El modelo propuesto por los científicos asume que las regiones fracturadas de la corteza contienen agua a temperaturas y presiones extremadamente altas, posiblemente en estado supercrítico. Eléctricamente, estas zonas fracturadas podrían funcionar como condensadores. Están acopladas a la superficie terrestre y a la ionosfera inferior, creando un vasto sistema electrostático que conecta el suelo con la atmósfera superior.
En condiciones de intensa actividad solar, la densidad de electrones en la ionosfera tiene el potencial de aumentar significativamente, capaz de producir una capa cargada negativamente en la ionosfera inferior.
La presión electrostática resultante puede acercarse a niveles similares a las tensiones de marea o gravitacionales, que ya se sabe que influyen en la estabilidad de las fallas.
Según los cálculos del equipo, las perturbaciones ionosféricas asociadas a grandes erupciones solares, que implican aumentos de varias decenas de unidades TEC (Contenido Total de Electrones), pueden crear presiones electrostáticas de varios megapascales dentro de estos vacíos de la corteza.
Las anomalías ionosféricas se observan antes de grandes terremotos
Con frecuencia se ha detectado un comportamiento ionosférico inusual antes de grandes terremotos, que abarca desde picos en la densidad electrónica hasta descensos en la altitud ionosférica y la propagación más lenta de perturbaciones ionosféricas de mediana escala. Los científicos suelen interpretar estos cambios como efectos causados por la acumulación de tensión en la corteza.

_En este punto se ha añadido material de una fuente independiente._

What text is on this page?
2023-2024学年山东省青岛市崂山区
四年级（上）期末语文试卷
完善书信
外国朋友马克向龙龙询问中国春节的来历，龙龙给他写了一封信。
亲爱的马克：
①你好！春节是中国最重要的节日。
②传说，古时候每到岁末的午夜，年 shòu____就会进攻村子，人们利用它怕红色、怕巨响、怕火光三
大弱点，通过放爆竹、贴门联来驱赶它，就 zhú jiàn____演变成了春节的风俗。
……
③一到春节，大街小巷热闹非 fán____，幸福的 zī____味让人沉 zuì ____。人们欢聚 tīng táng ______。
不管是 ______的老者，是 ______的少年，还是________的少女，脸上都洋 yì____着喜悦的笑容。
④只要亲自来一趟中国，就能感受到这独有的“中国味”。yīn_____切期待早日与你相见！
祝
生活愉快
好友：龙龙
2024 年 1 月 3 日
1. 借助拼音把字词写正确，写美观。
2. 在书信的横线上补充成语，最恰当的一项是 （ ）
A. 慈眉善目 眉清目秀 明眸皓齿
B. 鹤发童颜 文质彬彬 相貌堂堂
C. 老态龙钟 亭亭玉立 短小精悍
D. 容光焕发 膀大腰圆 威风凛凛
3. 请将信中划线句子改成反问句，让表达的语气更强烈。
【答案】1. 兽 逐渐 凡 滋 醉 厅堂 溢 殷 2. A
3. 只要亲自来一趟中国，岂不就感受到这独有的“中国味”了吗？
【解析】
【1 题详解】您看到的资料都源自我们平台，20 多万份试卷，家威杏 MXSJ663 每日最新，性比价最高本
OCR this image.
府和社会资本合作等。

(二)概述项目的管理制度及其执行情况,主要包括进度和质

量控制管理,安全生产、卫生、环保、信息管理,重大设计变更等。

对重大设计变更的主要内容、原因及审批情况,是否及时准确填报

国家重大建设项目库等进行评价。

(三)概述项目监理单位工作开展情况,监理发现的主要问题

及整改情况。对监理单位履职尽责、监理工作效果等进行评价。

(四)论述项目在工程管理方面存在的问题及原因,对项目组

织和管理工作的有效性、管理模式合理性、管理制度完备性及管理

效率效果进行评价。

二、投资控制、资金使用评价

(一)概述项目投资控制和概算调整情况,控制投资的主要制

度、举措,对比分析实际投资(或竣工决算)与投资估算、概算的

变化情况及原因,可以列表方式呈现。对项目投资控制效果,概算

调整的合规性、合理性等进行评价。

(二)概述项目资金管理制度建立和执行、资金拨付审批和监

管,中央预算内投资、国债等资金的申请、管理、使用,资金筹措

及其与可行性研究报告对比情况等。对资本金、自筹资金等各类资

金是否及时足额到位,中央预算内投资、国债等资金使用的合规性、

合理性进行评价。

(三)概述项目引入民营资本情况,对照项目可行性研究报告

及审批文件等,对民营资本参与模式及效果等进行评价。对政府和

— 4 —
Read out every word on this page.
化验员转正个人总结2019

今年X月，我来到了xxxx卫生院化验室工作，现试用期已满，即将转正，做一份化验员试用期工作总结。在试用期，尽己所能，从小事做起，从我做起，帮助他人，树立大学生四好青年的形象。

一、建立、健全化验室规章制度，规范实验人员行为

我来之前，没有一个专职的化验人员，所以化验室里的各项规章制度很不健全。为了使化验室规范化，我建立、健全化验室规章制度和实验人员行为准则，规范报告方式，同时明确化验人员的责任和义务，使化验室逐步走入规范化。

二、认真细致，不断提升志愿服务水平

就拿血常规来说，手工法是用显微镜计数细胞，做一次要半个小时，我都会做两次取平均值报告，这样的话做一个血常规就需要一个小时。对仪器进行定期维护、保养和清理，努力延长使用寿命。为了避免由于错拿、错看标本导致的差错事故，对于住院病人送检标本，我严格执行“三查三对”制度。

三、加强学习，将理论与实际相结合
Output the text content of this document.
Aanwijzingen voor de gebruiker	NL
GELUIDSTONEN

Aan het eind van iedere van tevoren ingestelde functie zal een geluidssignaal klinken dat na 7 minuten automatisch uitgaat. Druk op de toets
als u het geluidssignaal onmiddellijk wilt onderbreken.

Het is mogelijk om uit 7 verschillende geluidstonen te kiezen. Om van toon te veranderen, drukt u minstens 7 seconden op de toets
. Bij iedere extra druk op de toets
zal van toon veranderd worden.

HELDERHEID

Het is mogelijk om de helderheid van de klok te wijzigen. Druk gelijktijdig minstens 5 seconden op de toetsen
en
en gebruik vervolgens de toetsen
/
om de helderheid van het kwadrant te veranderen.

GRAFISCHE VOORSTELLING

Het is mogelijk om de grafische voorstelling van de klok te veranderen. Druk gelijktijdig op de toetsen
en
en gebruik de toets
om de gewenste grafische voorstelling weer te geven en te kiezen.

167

Sin embargo, el nuevo enfoque propuesto por los investigadores de Kioto sugiere una interacción bidireccional en la que los procesos internos de la Tierra pueden influir en la ionosfera, mientras que las perturbaciones ionosféricas también pueden enviar fuerzas de retorno a la corteza. El modelo establece un vínculo entre el clima espacial y la actividad sísmica sin afirmar que la actividad solar cause directamente los terremotos.
El ejemplo del terremoto en la península de Noto y la actividad solar
Los científicos citan los recientes terremotos importantes en Japón, incluido el de 2024 en la península de Noto, como ejemplos de eventos ocurridos poco después de períodos de intensa actividad de erupciones solares, enfatizando que esta sincronización no prueba una relación de causa y efecto. Sin embargo, respalda la idea de que las perturbaciones ionosféricas podrían ser un factor contribuyente cuando las fallas ya están cerca de romperse.
Basado en la física del plasma, la ciencia atmosférica y la geofísica, este enfoque innovador amplía la visión tradicional de que los terremotos son causados únicamente por fuerzas internas del planeta, sugiriendo que el monitoreo de las condiciones ionosféricas, junto con las mediciones subterráneas, puede mejorar nuestra comprensión de cómo comienzan los terremotos y cómo se evalúa el riesgo sísmico.
Referencias de la noticia
Possible mechanism of ionospheric anomalies to trigger earthquakes – Electrostatic coupling between the ionosphere and the crust and the resulting electric forces acting within the crust – Akira Mizuno, Minghui Kao, Ken Umeno. International Journal of Plasma Environmental Science and Technology. 3 de febrero de 2026.